Recent research suggests a significant proportion of patients experience sleep disturbances before rotator cuff repair, and the symptoms improve significantly after surgical repair.
Now, researchers at Brigham and Women’s Hospital have provided evidence that the resolution or persistence of sleep disturbance affects patient-reported functional outcomes.
Elizabeth G. Matzkin, MD, surgical director of Women’s Musculoskeletal Health and chief of Women’s Sports Medicine in the Department of Orthopaedic Surgery at the Brigham, Evan T. Zheng, MD, of the Harvard Combined Orthopaedic Residency Program, and colleagues report in The American Journal of Sports Medicine.

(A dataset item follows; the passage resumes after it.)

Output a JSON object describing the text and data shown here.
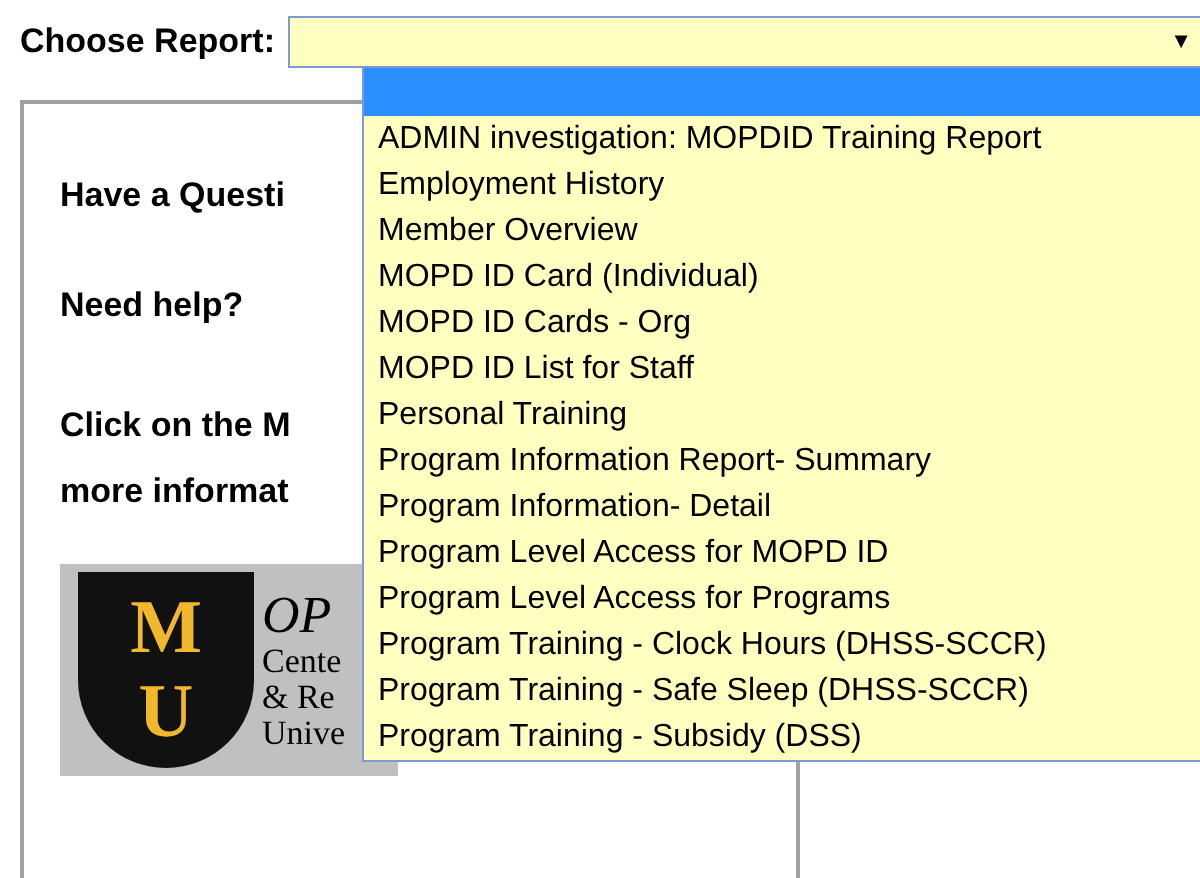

The team retrospectively reviewed the Surgical Outcomes System (SOS), a prospectively collected global registry. They identified 293 adults who underwent primary arthroscopic rotator cuff repair between August 29, 2012, and January 8, 2021, and reported sleep quality both pre- and postoperatively. The mean age at the time of surgery was 56, and 51% of patients were female.
Before and after surgery, five patient-reported outcome measures (PROMs) were administered:
- Visual analog scale for pain
- American Shoulder and Elbow Surgeons evaluation
- Single Assessment Numeric Evaluation
- Simple Shoulder Test
- Veterans RAND 12-Item Health Survey (VR-12)
Key observations were the following:
- Preoperatively, 263 patients (90%) reported a sleep disturbance; 84% of them had their sleep disturbance resolve within two years after surgery
- A comparison of patients with and without preoperative sleep disturbance did not identify any patient factor more likely to be associated with sleep symptoms
- In an analysis adjusted for age, workers’ compensation status, tear size as defined by the Cofield classification, and preoperative PROM values, there was no significant association between preoperative sleep disturbance and achievement of the minimum clinically important difference on any PROM
- At each time point studied after surgery, patients who had resolution of sleep disturbance reported superior PROM scores, with the exception of VR-12 Mental score, and larger changes from preoperative scores than patients whose sleep disturbances persisted
Applying the Results
When a patient presents with shoulder complaints, clinicians should inquire about sleep quality. Identifying individuals with sleep disturbances is important to recognize to discuss expectations regarding resolution of these symptoms after surgery.